Additionally, Psyence Group is restructuring its non-clinical business units. The group is transferring some assets related to psilocybin cultivation and production and other operations to a third-party company, PriveCo.

Psyence Group will retain rights to sell and distribute products developed by PriveCo and will receive shares in PriveCo as well as a percentage of future sales as royalty.

The restructuring is aimed at reducing costs while still benefiting from future sales and operations handled by PriveCo. The company said it plans to focus more on an asset-light business model and explore less capital-intensive opportunities in the psychedelics industry.

Overall, the Psyence not is currently not making any money yet. However, it does own a facility in Lesotho, Africa, where the firm grows psilocybin mushrooms.

Last week, the company also announced that had gotten the go-ahead from Australian health authorities for a planned Phase 2B study in Melbourne.

The study will look into whether a natural form of psilocybin can help people who are having a hard time adjusting to a recent cancer diagnosis.
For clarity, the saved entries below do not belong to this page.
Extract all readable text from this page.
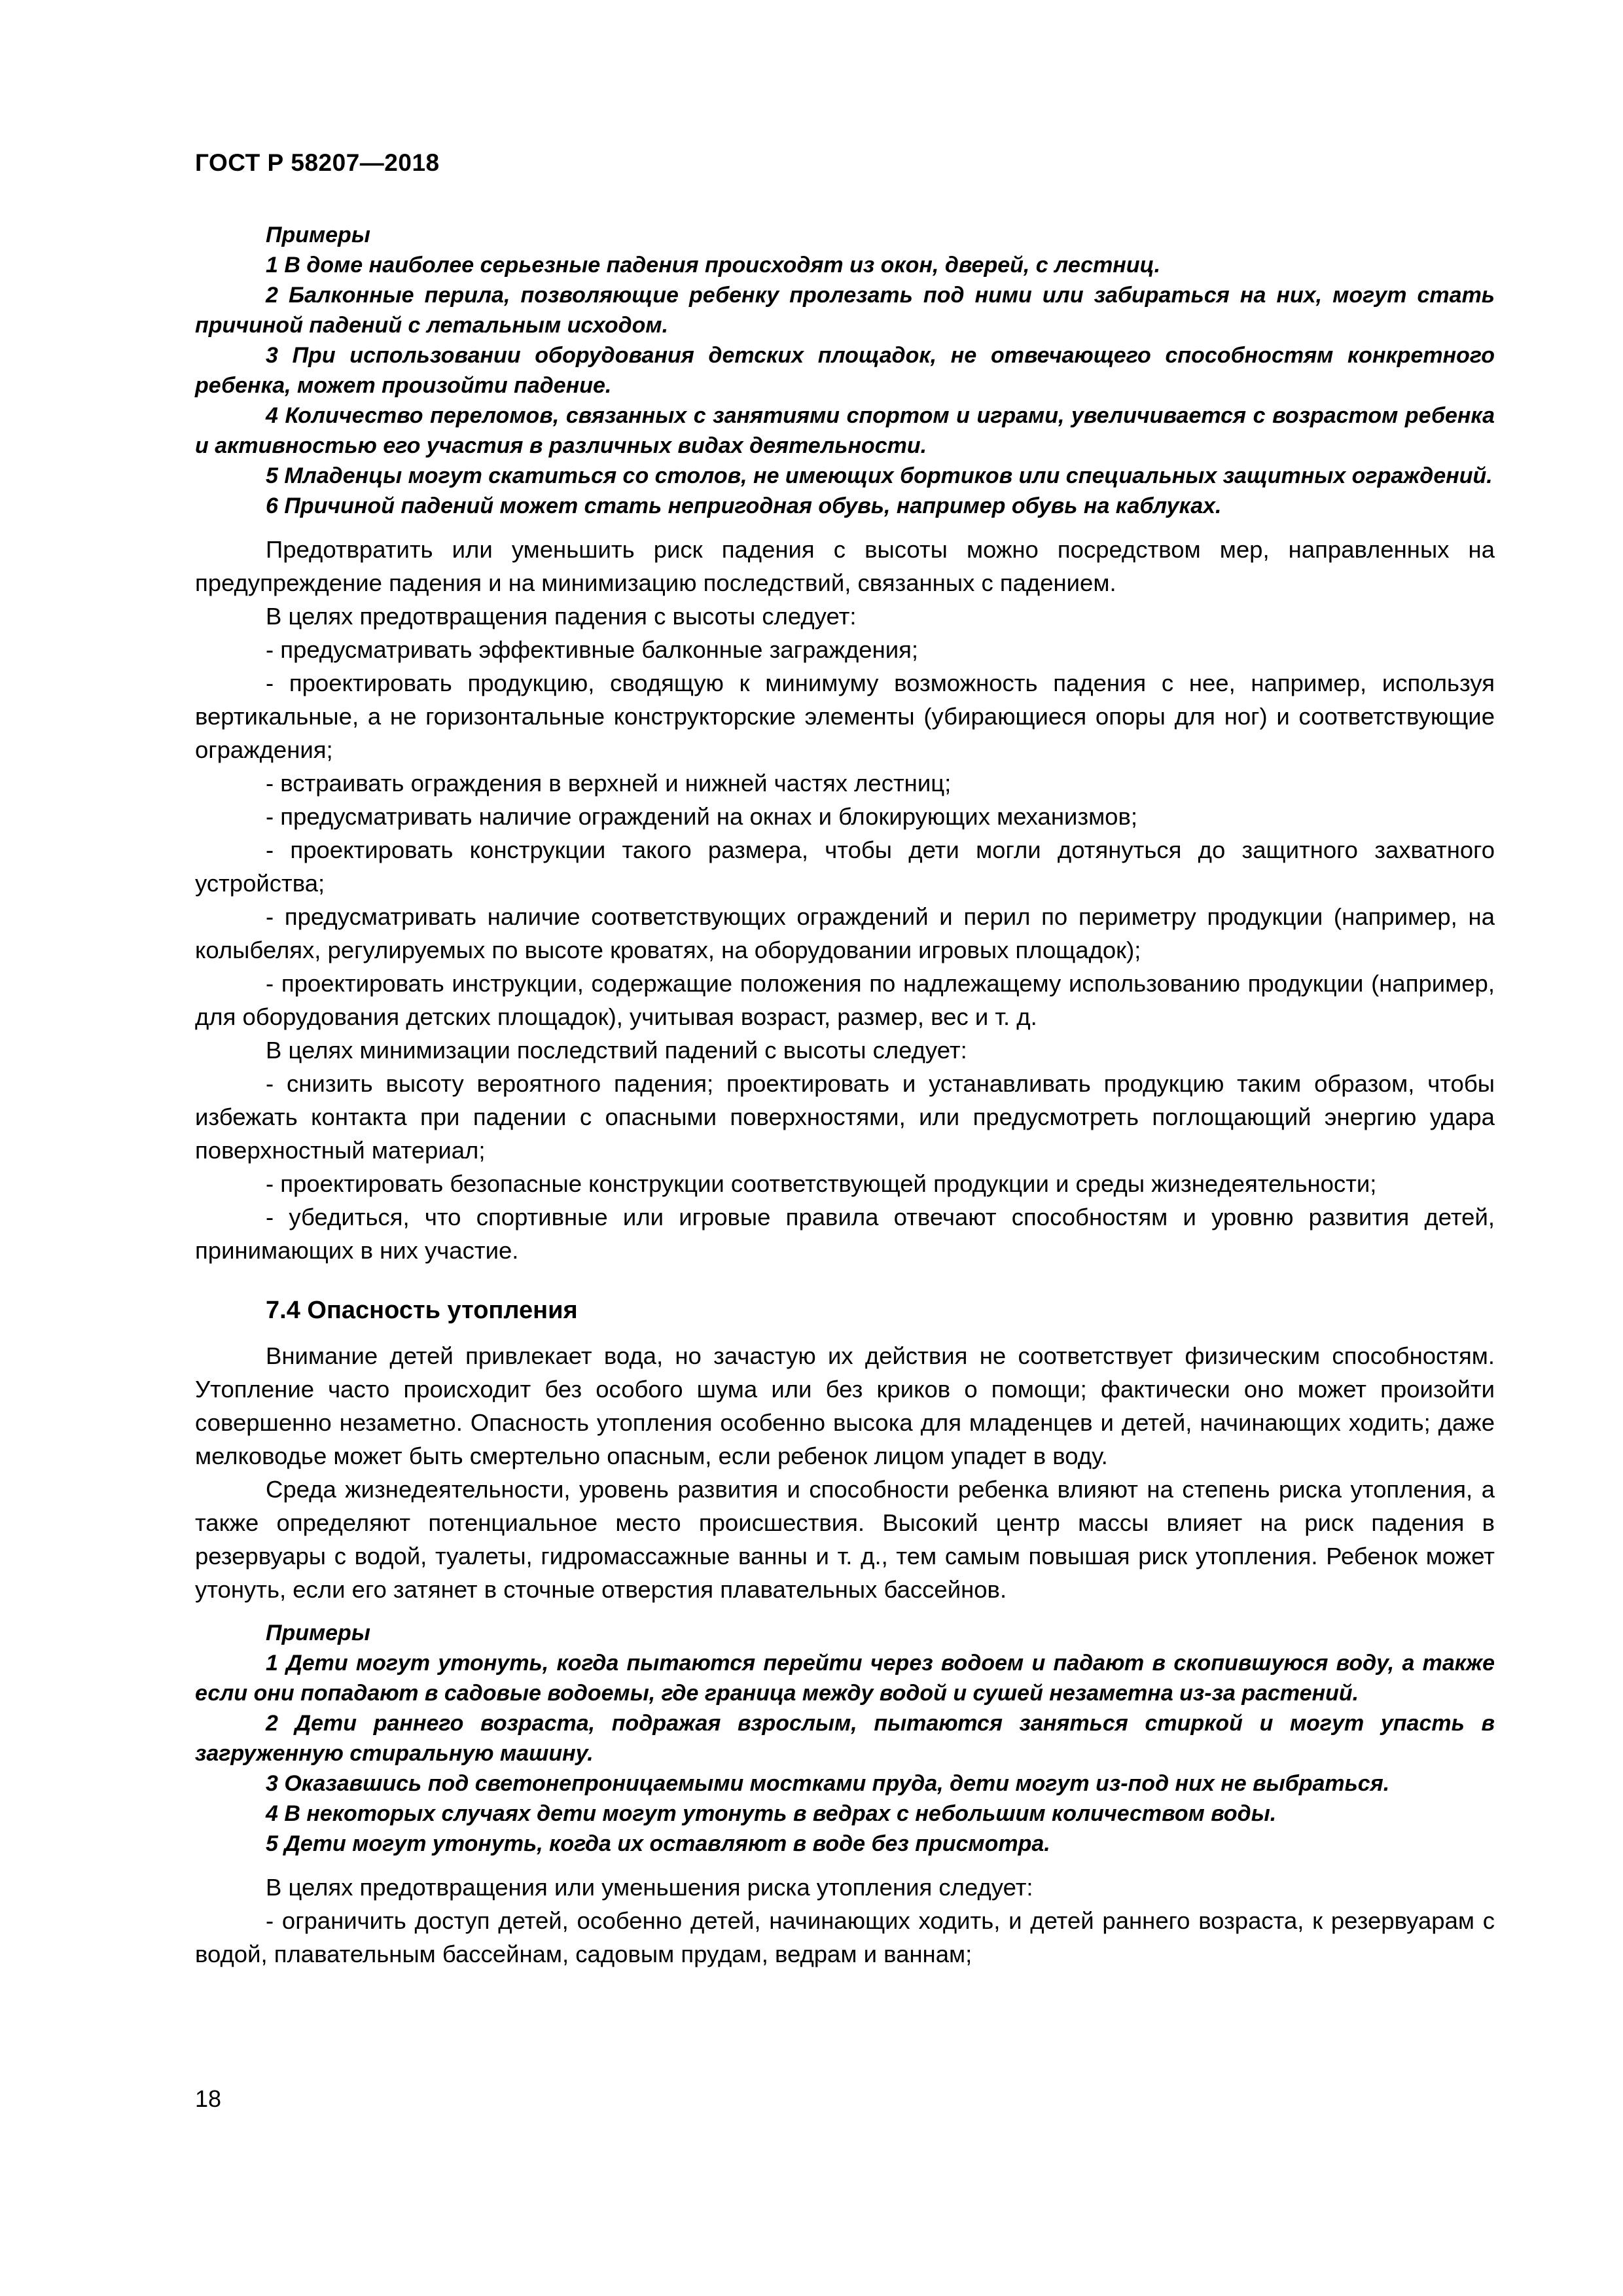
ГОСТ Р 58207—2018

Примеры

1 В доме наиболее серьезные падения происходят из окон, дверей, с лестниц.

2 Балконные перила, позволяющие ребенку пролезать под ними или забираться на них, могут стать причиной падений с летальным исходом.

3 При использовании оборудования детских площадок, не отвечающего способностям конкретного ребенка, может произойти падение.

4 Количество переломов, связанных с занятиями спортом и играми, увеличивается с возрастом ребенка и активностью его участия в различных видах деятельности.

5 Младенцы могут скатиться со столов, не имеющих бортиков или специальных защитных ограждений.

6 Причиной падений может стать непригодная обувь, например обувь на каблуках.

Предотвратить или уменьшить риск падения с высоты можно посредством мер, направленных на предупреждение падения и на минимизацию последствий, связанных с падением.

В целях предотвращения падения с высоты следует:

- предусматривать эффективные балконные заграждения;

- проектировать продукцию, сводящую к минимуму возможность падения с нее, например, используя вертикальные, а не горизонтальные конструкторские элементы (убирающиеся опоры для ног) и соответствующие ограждения;

- встраивать ограждения в верхней и нижней частях лестниц;

- предусматривать наличие ограждений на окнах и блокирующих механизмов;

- проектировать конструкции такого размера, чтобы дети могли дотянуться до защитного захватного устройства;

- предусматривать наличие соответствующих ограждений и перил по периметру продукции (например, на колыбелях, регулируемых по высоте кроватях, на оборудовании игровых площадок);

- проектировать инструкции, содержащие положения по надлежащему использованию продукции (например, для оборудования детских площадок), учитывая возраст, размер, вес и т. д.

В целях минимизации последствий падений с высоты следует:

- снизить высоту вероятного падения; проектировать и устанавливать продукцию таким образом, чтобы избежать контакта при падении с опасными поверхностями, или предусмотреть поглощающий энергию удара поверхностный материал;

- проектировать безопасные конструкции соответствующей продукции и среды жизнедеятельности;

- убедиться, что спортивные или игровые правила отвечают способностям и уровню развития детей, принимающих в них участие.

7.4 Опасность утопления

Внимание детей привлекает вода, но зачастую их действия не соответствует физическим способностям. Утопление часто происходит без особого шума или без криков о помощи; фактически оно может произойти совершенно незаметно. Опасность утопления особенно высока для младенцев и детей, начинающих ходить; даже мелководье может быть смертельно опасным, если ребенок лицом упадет в воду.

Среда жизнедеятельности, уровень развития и способности ребенка влияют на степень риска утопления, а также определяют потенциальное место происшествия. Высокий центр массы влияет на риск падения в резервуары с водой, туалеты, гидромассажные ванны и т. д., тем самым повышая риск утопления. Ребенок может утонуть, если его затянет в сточные отверстия плавательных бассейнов.

Примеры

1 Дети могут утонуть, когда пытаются перейти через водоем и падают в скопившуюся воду, а также если они попадают в садовые водоемы, где граница между водой и сушей незаметна из-за растений.

2 Дети раннего возраста, подражая взрослым, пытаются заняться стиркой и могут упасть в загруженную стиральную машину.

3 Оказавшись под светонепроницаемыми мостками пруда, дети могут из-под них не выбраться.

4 В некоторых случаях дети могут утонуть в ведрах с небольшим количеством воды.

5 Дети могут утонуть, когда их оставляют в воде без присмотра.

В целях предотвращения или уменьшения риска утопления следует:

- ограничить доступ детей, особенно детей, начинающих ходить, и детей раннего возраста, к резервуарам с водой, плавательным бассейнам, садовым прудам, ведрам и ваннам;

18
Adjustment Disorder affects roughly 19% of patients with serious health conditions and can greatly lower their quality of life.

“(Australian Health Research Ethics Committee) approval represents an important milestone for Psyence, and we can now proceed to initiate this important trial as expeditiously as possible,” Psyence CEO, Neil Maresky, said in a news release.

The study will include 84 patients and will test different doses of psilocybin alongside psychotherapy to see if it helps reduce anxiety and stress, which could lead to better outcomes for patients and potentially lower healthcare costs. The first patients will join the study in the second quarter of 2024, and results are expected in 2025.